You should play poker (5:13)



Transcription (edited for readability)


Rahul: So I woke up this morning wanting to record another episode of this podcast. And so is my luck, there’s a construction crew outside and they’ve started jackhammering. So, this is less than ideal conditions for recording an audio podcast. But I also think this is apt for the topic that I wanted to talk about, which is thinking in probabilities and, that you should play poker. This is something I recommend for everyone. And the reason why is really two key concepts that I’ve picked up from the world of poker.

First is the concept of a bad beat where, say, you play a hand mathematically correct (you are advantageous from a mathematical standpoint to win) but you still lose.
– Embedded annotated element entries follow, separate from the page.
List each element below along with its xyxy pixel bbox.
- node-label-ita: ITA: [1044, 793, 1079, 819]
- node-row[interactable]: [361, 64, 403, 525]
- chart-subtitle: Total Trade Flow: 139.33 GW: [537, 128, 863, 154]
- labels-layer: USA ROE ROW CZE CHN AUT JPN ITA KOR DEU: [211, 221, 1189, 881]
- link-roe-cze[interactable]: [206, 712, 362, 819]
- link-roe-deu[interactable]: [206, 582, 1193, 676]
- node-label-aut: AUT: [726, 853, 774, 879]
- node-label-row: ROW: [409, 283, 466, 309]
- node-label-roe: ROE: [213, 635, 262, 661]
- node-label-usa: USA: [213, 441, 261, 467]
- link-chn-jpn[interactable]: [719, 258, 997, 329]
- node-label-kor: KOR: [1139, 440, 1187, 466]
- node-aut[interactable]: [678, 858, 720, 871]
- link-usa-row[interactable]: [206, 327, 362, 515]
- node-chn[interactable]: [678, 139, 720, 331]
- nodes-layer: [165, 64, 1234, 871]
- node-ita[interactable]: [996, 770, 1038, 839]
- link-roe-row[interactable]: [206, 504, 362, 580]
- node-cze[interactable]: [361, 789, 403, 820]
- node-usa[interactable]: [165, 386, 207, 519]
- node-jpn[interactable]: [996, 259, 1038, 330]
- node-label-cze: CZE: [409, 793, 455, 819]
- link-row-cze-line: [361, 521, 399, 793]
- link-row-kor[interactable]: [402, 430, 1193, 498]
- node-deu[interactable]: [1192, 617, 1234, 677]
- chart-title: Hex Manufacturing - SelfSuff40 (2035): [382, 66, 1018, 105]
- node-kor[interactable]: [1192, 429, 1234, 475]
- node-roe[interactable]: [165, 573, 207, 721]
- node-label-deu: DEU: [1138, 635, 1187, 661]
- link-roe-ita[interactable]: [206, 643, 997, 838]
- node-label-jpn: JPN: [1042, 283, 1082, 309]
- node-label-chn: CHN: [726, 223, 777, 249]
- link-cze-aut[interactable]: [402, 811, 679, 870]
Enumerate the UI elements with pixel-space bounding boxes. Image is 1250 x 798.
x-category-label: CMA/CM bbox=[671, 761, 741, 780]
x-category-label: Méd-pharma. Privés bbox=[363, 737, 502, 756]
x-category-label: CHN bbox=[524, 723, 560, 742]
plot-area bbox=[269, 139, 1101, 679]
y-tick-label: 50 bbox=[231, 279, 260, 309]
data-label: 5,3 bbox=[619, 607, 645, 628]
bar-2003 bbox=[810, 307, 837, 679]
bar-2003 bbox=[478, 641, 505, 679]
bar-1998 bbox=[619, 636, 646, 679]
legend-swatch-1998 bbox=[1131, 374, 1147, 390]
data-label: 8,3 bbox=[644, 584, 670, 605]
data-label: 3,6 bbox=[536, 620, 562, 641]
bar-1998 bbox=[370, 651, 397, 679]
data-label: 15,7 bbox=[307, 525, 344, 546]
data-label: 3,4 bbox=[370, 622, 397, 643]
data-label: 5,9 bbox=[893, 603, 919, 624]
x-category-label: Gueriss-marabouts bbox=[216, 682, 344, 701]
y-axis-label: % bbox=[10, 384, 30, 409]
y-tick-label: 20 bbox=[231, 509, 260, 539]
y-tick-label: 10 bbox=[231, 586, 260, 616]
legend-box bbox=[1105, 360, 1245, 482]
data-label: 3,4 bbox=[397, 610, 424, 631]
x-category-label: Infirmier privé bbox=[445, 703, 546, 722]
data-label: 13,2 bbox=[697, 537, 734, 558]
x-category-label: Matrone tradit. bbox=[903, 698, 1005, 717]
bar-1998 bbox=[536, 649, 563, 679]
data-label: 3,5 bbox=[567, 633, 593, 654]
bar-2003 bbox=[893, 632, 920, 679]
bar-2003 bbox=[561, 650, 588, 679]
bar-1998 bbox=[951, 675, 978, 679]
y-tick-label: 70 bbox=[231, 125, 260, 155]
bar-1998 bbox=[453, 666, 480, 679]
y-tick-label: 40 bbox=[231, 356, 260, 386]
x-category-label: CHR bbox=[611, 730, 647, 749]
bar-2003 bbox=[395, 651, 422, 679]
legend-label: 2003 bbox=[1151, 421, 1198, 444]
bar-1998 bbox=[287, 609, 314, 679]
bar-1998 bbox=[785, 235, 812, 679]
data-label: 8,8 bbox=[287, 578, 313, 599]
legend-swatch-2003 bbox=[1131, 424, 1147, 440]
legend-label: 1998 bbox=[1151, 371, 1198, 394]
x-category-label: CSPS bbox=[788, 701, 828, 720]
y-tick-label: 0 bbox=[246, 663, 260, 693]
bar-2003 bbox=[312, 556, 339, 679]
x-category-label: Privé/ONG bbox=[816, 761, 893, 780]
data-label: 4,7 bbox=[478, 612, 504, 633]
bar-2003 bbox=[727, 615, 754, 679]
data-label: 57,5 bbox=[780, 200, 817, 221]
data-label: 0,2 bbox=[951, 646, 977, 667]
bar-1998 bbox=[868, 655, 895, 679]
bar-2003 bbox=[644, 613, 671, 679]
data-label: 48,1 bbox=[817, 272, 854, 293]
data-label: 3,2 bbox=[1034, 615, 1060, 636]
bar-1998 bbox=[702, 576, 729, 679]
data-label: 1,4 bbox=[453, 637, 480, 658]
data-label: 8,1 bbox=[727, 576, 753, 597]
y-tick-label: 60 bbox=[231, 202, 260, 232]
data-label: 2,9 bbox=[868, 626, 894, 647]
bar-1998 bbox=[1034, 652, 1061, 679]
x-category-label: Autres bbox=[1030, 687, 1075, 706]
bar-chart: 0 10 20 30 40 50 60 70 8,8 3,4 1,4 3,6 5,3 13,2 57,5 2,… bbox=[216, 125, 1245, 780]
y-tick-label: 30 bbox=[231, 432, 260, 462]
For example, you play a hand, you have 90% odds of winning, you bet accordingly, and your opponent has a slim 10% chance of landing that river card (last card in play) in their favor to win. Dealer flips the river card over and your opponent wins. You did everything in your power to play the game correctly. You played the odds perfectly but you still lost. So keep that in mind: “bad beats.” Now, the concept of tilting.

Tilting is when you start to get frustrated with the game (a bad beat, for instance, has disturbed your mental equilibrium) and in subsequent hands you start to play in a less than optimal manner. You’re frustrated, your emotions take over, you start to get aggressive. The phrase “tilting” actually comes from the world of pinball, when the ball falls straight through the middle of the two paddles and there’s nothing the player could have done about it–it was just bad luck. And so, on subsequent plays, they start to rock the machine, they start physically tilting the entire pinball machine out of pure frustration.

These concepts are interesting, because this often happens in real life. You can plan as carefully as you want, try to control as many variables as you like, and still something comes out of the blue to change your plans. Something comes out of uncertainty, out of the shadowy part of the map, to ruins your plans. And it’s not really ruining my plans but in podcasting today I did not plan for a construction site to be outside my window, for a jackhammer to be going … but that’s life, and there’s a probability of that happening.

Through these concepts there’s this understanding that okay, maybe there are no absolutes, there is no certainty, that life is just probabilities. In fact, one of my favorite physicists Richard Feynman is quoted as saying, you need to accept that your knowledge has a large part of it that’s going to be uncertain that if you’re trying to learn nature, or modern physics, or whatever it is, there’s a degree of uncertainty… and so life is actually probabilistic. And when you’re making a decision, or you’re executing on a plan, there’s a probability of success and there’s probability of failure, there’s a probability of a freak accident happening. You need to be able to accept the true nature of the world you’re living in.

When you play poker, you don’t just intellectualize this way of thinking, you viscerally feel it. When you’ve played thousands and thousands of hands (in a controlled environment where there’s a good balance of luck and control) you start to feel what 70% chance of winning feels like, what 60% chance of winning feels like, how often a 1% chance of failure shows up, how often a 2% or a 10% chance of failure shows up (and they show up very frequently). In your day-to-day life, you don’t often get to feel that but when you play poker, you feel it viscerally.

To play the game properly you need to persevere through bad beats as you do in real life. You need to not be on tilt, not let your emotions drive your decisions and, instead, to trust in your process. If you have stacked the probabilities in your favor, you should execute, and bet on a 90% hand the same way every single time because over the long run, you will win more than you will lose.